Patchs aux AINS : le diclofenac en bonne place
Les topiques aux AINS sont très largement utilisés en rhumatologie bien que la plupart n'aient pas vraiment fait l'objet de sérieuses études contrôlées. Il est certain que la voie locale permet d'obtenir in situ une bien plus forte concentration en produit actif que la voie orale. On a ainsi montré que la concentration en ibuprofène à 3 cm de profondeur peut être multipliée par 22,5 par le gel vs la prise orale, et par 30 pour le kétoprofène au niveau du cartilage. En 2010, une revue de 47 études basée sur la méthodologie Cochrane conclut à l'efficacité de molécules comme l'ibuprofène ou le ketoprofène dans les douleurs aiguës musculo-squelettiques et à l'absence d'effets systémiques, mais déplore le manque de données cliniques pour les comparer à la voie orale.

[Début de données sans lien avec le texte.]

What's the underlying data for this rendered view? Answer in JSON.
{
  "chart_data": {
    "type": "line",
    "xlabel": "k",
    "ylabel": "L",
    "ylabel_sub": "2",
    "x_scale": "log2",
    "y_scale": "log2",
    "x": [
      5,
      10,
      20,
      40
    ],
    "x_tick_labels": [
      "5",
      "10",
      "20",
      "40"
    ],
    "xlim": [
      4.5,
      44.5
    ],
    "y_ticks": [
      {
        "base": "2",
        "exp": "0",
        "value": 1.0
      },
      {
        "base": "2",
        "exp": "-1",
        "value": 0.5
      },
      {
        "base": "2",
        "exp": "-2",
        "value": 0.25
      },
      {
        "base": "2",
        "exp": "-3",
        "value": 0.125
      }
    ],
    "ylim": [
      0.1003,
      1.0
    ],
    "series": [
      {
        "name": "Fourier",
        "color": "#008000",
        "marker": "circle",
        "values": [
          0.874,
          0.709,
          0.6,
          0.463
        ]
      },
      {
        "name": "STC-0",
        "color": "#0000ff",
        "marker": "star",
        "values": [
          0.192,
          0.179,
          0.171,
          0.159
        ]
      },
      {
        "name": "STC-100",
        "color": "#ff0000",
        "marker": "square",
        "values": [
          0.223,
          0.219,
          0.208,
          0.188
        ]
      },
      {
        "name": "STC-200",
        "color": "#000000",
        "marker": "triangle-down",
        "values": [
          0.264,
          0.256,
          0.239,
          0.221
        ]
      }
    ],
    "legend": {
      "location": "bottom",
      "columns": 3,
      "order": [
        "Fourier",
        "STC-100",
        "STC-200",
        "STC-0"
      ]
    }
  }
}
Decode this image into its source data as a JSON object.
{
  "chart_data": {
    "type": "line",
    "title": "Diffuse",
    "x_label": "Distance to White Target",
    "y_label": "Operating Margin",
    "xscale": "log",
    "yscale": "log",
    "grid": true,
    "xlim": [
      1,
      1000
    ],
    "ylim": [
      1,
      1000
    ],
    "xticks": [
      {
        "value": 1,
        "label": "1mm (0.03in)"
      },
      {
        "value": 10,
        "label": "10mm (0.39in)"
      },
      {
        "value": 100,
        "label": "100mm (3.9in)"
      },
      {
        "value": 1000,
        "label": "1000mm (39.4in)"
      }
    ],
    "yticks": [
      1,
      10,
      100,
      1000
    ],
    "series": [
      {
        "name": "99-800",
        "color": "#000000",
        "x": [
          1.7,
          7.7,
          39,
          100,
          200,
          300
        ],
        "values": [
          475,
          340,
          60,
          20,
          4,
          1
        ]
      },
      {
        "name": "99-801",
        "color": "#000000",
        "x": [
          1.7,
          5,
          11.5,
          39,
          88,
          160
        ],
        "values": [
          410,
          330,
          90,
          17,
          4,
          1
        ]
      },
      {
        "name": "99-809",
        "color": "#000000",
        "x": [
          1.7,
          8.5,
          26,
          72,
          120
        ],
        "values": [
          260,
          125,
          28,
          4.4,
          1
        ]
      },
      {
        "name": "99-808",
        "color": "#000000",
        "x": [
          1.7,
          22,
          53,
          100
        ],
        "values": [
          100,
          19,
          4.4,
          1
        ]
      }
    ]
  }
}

Le diclofenac epolamine 1 % est le seul à être indiqué dans l'arthrose du genou, outre son rôle sur les douleurs tendino-ligamentaires, les entorses et contusions. Un bénéfice confirmé cette année par une étude montrant qu'il réduit significativement le score WOMAC (score axé sur la douleur, la raideur et la fonctionnalité articulaire) et améliore la fonction articulaire pour peu d'effets indésirables, ce qui a amené à le faire figurer dans les recommandations de l'OARSI 2008 pour la prise en charge de l'arthrose.
Un nouveau patch anesthésique à la lidocaïne
En rhumatologie, les anesthésiques locaux sont utilisés à la fois pour faciliter certains gestes invasifs et dans les douleurs neuropathiques.
Dans les patchs, après le classique Emla®, le Versatis® devrait bientôt être commercialisé sous forme de compresse adhésive imprégnée de lidocaïne à 5 %. On pourra utiliser jusqu'à 3 compresses pour couvrir toute la zone douloureuse, en respectant un intervalle de 12 heures avant l'application des suivantes. La lidocaïne patch s’est révélée très efficace sur la douleur neuropathique associée à la lombalgie, dans une étude la comparant au celecoxib. Et d’autres études sont en cours, notamment «?dans les douleurs lombaires aiguës ou chroniques, mais avec un point de vue rhumatologique, c’est-à-dire en ne s'intéressant pas seulement à l’amélioration de la douleur mais aussi du statut fonctionnel du patient?», dévoile Serge Perrot.
Patchs aux opioïdes : une iatrogénie handicapante
Parmi les systèmes trandermiques opioïdes, le patch au fentanyl possède des indications en rhumatologie dans l'arthrose, les lombalgies chroniques, les douleurs neuropathiques, la polyarthrite rhumatoïde et l'ostéoporose.
Dans la lombalgie, il a – selon un essai ouvert – une efficacité comparable à la morphine à libération prolongée per os avec moins de constipation. Aucun effet n'a été prouvé dans l'arthrose de hanche.
Dans l'arthrose du genou, il amène un gain sur la douleur statistiquement significatif, mais sa faible ampleur laisse planer des doutes sur la pertinence clinique, et au prix d'effets secondaires importants comme la constipation et d'un grand nombre d'arrêts du traitement.
Enfin, le patch à la buprénorphine, Transtec®, n'est pas encore commercialisé en France.
Les patchs du futur
À l’avenir, on attend de nouveaux systèmes d'application qui devraient amplifier l'efficacité des systèmes transdermiques : par exemple, des micro-aiguilles qui permettent d'envisager l'utilisation de macromolécules?; ou l’application par radiofréquence pour augmenter la diffusion du produit, la concentration du médicament sous forme de cristal qui le libère de façon contrôlée, le recours peu onéreux à la iontophorèse?; ou encore des patchs sans patchs où le produit actif est appliqué une seule fois par jour.